Liputan6.com, Gaza - Kelompok Hamas telah sepakat untuk mengadakan pembicaraan dengan kelompok Fatah. Mereka juga setuju untuk membubarkan komite administrasi Gaza dan mengadakan pemilu sebagai upaya untuk mengakhiri konflik.
Presiden Palestina Mahmoud Abbas berasal dari Fatah dan didukung oleh Barat. Kedua kelompok ini telah berseteru di sepanjang Jalur Gaza sejak 2007.
Upaya untuk mendamaikan keduanya dan membentuk pemerintah persatuan di Gaza dan Tepi Barat sejauh ini selalu gagal.
Advertisement
Seperti dikutip dari The Guardian pada Minggu (17/9/2017), seorang pemimpin senior Fatah, Mahmoud Aloul, menyambut baik pernyataan Hamas tersebut. Kepada radio Voice of Palestine ia mengatakan, "Kami ingin melihat itu terjadi di lapangan sebelum melangkah ke tahap berikutnya."
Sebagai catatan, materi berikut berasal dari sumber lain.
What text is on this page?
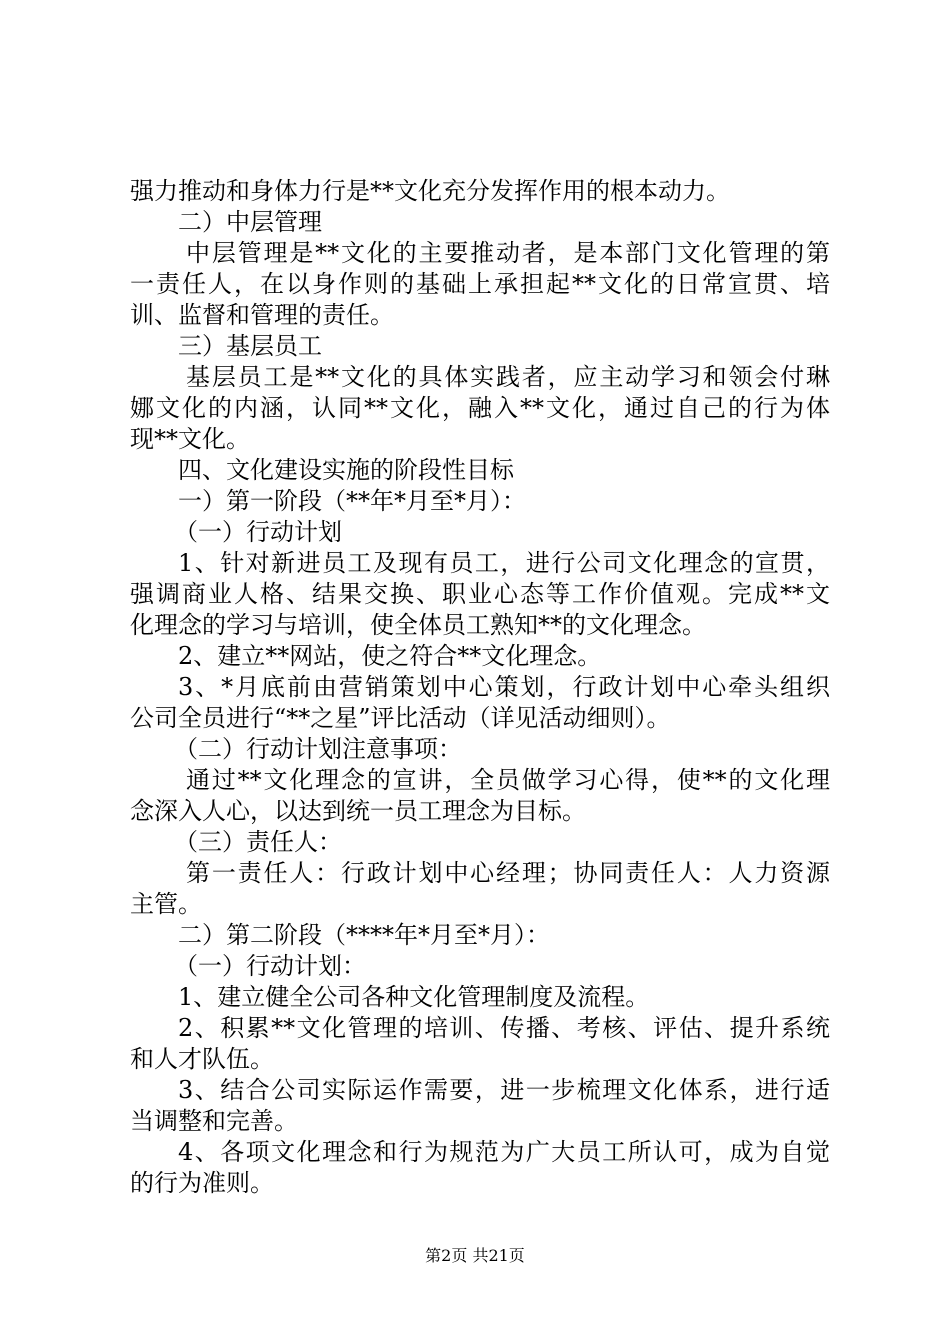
强力推动和身体力行是**文化充分发挥作用的根本动力。
二）中层管理
中层管理是**文化的主要推动者，是本部门文化管理的第
一责任人，在以身作则的基础上承担起**文化的日常宣贯、培
训、监督和管理的责任。
三）基层员工
基层员工是**文化的具体实践者，应主动学习和领会付琳
娜文化的内涵，认同**文化，融入**文化，通过自己的行为体
现**文化。
四、文化建设实施的阶段性目标
一）第一阶段（**年*月至*月）：
（一）行动计划
1、针对新进员工及现有员工，进行公司文化理念的宣贯，
强调商业人格、结果交换、职业心态等工作价值观。完成**文
化理念的学习与培训，使全体员工熟知**的文化理念。
2、建立**网站，使之符合**文化理念。
3、*月底前由营销策划中心策划，行政计划中心牵头组织
公司全员进行“**之星”评比活动（详见活动细则）。
（二）行动计划注意事项：
通过**文化理念的宣讲，全员做学习心得，使**的文化理
念深入人心，以达到统一员工理念为目标。
（三）责任人：
第一责任人：行政计划中心经理；协同责任人：人力资源
主管。
二）第二阶段（****年*月至*月）：
（一）行动计划：
1、建立健全公司各种文化管理制度及流程。
2、积累**文化管理的培训、传播、考核、评估、提升系统
和人才队伍。
3、结合公司实际运作需要，进一步梳理文化体系，进行适
当调整和完善。
4、各项文化理念和行为规范为广大员工所认可，成为自觉
的行为准则。
第2页 共21页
Mesir diketahui telah melakukan pembicaraan dengan kelompok Fatah dalam rangka mengimplementasikan sebuah kesepakatan yang ditandatangani kedua belah pihak pada tahun 2011 di Kairo. Perjanjiannya antara lain mengakhiri pertikaian dan membentuk pemerintahan sementara sebelum pemilu.
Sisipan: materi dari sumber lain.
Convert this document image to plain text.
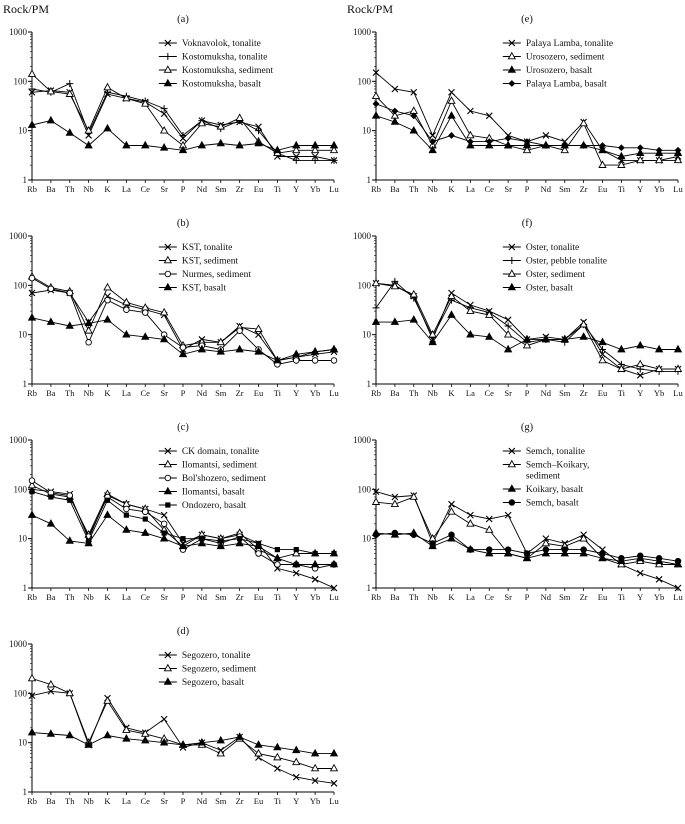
Rock/PM	Rock/PM
1000
100
10
1
Rb Ba Th Nb K La Ce Sr P Nd Sm Zr Eu Ti Y Yb Lu
(a)
Voknavolok, tonalite
Kostomuksha, tonalite
Kostomuksha, sediment
Kostomuksha, basalt
1000
100
10
1
Rb Ba Th Nb K La Ce Sr P Nd Sm Zr Eu Ti Y Yb Lu
(b)
KST, tonalite
KST, sediment
Nurmes, sediment
KST, basalt
1000
100
10
1
Rb Ba Th Nb K La Ce Sr P Nd Sm Zr Eu Ti Y Yb Lu
(c)
CK domain, tonalite
Ilomantsi, sediment
Bol'shozero, sediment
Ilomantsi, basalt
Ondozero, basalt
1000
100
10
1
Rb Ba Th Nb K La Ce Sr P Nd Sm Zr Eu Ti Y Yb Lu
(d)
Segozero, tonalite
Segozero, sediment
Segozero, basalt
1000
100
10
1
Rb Ba Th Nb K La Ce Sr P Nd Sm Zr Eu Ti Y Yb Lu
(e)
Palaya Lamba, tonalite
Urosozero, sediment
Urosozero, basalt
Palaya Lamba, basalt
1000
100
10
1
Rb Ba Th Nb K La Ce Sr P Nd Sm Zr Eu Ti Y Yb Lu
(f)
Oster, tonalite
Oster, pebble tonalite
Oster, sediment
Oster, basalt
1000
100
10
1
Rb Ba Th Nb K La Ce Sr P Nd Sm Zr Eu Ti Y Yb Lu
(g)
Semch, tonalite
Semch–Koikary,
sediment
Koikary, basalt
Semch, basalt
Pada Juli lalu, muncul gerakan dari Hamas untuk mendekati pemimpin Palestina. Kabarnya ini dipicu oleh tantangan yang kian berat yang dihadapi kelompok Hamas.
Pemimpin Hamas dikabarkan mengadakan pembicaraan dengan Mohammed Dahlan, mantan pemimpin Fatah yan diasingkan di Gaza, dengan harapan ia dapat meyakinkan Mesir untuk membantu warga Gaza di tengah blokade Israel yang berkepanjangan.
Posisi Hamas belakangan dilemahkan oleh perkembangan yang terjadi di kawasan, termasuk krisis diplomatik yang melibatkan Qatar dan Arab Saudi. Qatar diketahui pernah menjadi penyokong utama keuangan di Gaza.
Di lain sisi, Hamas juga mendapat tekanan lebih lanjut dari kebijakan agresif Abbas. Pada Juni lalu, otoritas Palestina meminta Israel untuk secara substansial memangkas pasokan listrik ke 2 juta penduduk Gaza.
Krisis listrik yang bertujuan memaksa Hamas mengembalikan wilayah yang dikuasainya ke Otoritas Palestina disebut sebagai puncak kesengsaraan warga Gaza.